Fire-Roasted Vegetable Polenta Cake - includes 24
Roasted cauliflower, butternut squash, red onion, edamame, red bell pepper, and zucchini, accented with crushed sea salt and placed on top an herb polenta cake.
From frozen bake in a pre-heated 325ºF convection oven for 12-14 minutes or until internal temperature reaches 165°F as measured by use of a thermometer.
Preferred Cooking Instructions: From frozen bake at 400 degrees for 10 minutes, reduces heat to 350 degrees and bake for 6-8 minutes or until internal temperature reaches 165 degrees.

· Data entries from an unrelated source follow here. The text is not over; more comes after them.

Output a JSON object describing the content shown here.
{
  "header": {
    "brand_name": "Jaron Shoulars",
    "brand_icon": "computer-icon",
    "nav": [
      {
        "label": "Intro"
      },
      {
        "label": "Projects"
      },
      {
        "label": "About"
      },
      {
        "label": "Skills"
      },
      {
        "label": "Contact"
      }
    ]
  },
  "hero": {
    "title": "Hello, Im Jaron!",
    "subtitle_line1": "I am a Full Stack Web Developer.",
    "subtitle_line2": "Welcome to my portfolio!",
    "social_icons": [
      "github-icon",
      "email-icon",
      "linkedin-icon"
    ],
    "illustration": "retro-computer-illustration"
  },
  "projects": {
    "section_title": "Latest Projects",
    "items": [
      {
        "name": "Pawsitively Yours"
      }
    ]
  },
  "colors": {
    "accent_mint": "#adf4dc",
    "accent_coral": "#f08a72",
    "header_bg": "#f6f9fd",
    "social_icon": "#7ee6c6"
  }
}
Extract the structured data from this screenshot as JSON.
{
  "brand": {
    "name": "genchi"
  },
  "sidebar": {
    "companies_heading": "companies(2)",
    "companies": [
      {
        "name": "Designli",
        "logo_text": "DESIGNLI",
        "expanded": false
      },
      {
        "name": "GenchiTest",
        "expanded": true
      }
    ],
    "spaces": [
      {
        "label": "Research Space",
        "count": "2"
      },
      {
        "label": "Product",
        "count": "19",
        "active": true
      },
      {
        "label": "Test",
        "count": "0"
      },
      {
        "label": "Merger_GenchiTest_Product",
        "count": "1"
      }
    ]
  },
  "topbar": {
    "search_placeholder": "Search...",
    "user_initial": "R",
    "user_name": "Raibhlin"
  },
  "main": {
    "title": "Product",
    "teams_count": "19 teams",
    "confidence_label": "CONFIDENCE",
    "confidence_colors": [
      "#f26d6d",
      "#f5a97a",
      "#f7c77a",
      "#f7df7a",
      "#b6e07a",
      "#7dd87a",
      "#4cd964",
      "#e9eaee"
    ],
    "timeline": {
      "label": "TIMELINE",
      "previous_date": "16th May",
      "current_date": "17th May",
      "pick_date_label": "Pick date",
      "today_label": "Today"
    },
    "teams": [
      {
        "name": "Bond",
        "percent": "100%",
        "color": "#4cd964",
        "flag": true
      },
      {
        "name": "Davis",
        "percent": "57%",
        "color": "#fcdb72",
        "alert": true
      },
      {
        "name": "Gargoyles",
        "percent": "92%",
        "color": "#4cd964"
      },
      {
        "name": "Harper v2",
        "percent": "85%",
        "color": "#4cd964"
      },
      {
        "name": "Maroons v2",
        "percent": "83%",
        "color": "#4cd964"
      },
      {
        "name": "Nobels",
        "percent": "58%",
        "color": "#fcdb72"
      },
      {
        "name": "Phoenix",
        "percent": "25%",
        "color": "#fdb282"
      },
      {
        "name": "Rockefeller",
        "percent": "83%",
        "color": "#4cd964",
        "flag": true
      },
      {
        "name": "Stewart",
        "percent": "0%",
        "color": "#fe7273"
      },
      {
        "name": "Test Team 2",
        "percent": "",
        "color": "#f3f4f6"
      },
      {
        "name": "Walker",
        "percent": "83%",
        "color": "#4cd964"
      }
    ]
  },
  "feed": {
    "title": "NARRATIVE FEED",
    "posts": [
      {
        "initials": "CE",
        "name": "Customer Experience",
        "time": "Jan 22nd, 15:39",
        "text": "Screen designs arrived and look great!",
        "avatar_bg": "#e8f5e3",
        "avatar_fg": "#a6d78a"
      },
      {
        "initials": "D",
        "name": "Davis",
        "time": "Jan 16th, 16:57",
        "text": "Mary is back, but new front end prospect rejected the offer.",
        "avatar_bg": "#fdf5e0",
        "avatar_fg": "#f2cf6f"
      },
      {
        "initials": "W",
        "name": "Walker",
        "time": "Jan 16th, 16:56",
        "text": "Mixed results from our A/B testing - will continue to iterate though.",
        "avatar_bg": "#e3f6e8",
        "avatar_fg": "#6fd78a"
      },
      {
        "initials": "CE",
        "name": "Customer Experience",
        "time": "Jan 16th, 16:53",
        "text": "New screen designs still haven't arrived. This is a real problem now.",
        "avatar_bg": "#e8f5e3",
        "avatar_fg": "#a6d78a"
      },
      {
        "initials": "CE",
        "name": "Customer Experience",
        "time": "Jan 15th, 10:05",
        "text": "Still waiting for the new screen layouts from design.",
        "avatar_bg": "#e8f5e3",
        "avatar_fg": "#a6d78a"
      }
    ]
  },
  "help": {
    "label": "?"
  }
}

A vibrant bouquet of colors and fresh from the garden flavor leads center-of-the-plate Fire-Roasted Vegetable Polenta Cake. Meeting the dietary requirements for both Vegan and Gluten-Friendly life styles, this savory and colorful entrée provides elegance and dramatic plate presentation, with little preparation. To make this artistic masterpiece, Our chefs combined fresh hand chopped cauliflower, butternut squash, red bell peppers, edamame, yellow squash, and red onions; and placed them on top of an herb polenta cake with soy-based Mozzarella and Parmesan cheese.
- Vegan and Gluten-Friendly Entrée
- Great visual presentation – Vibrant Color
- Serve as-is, or pairs well with an infused cilantro oil or a light creamy tomato sauce.
- Simple preparation, no thawing required.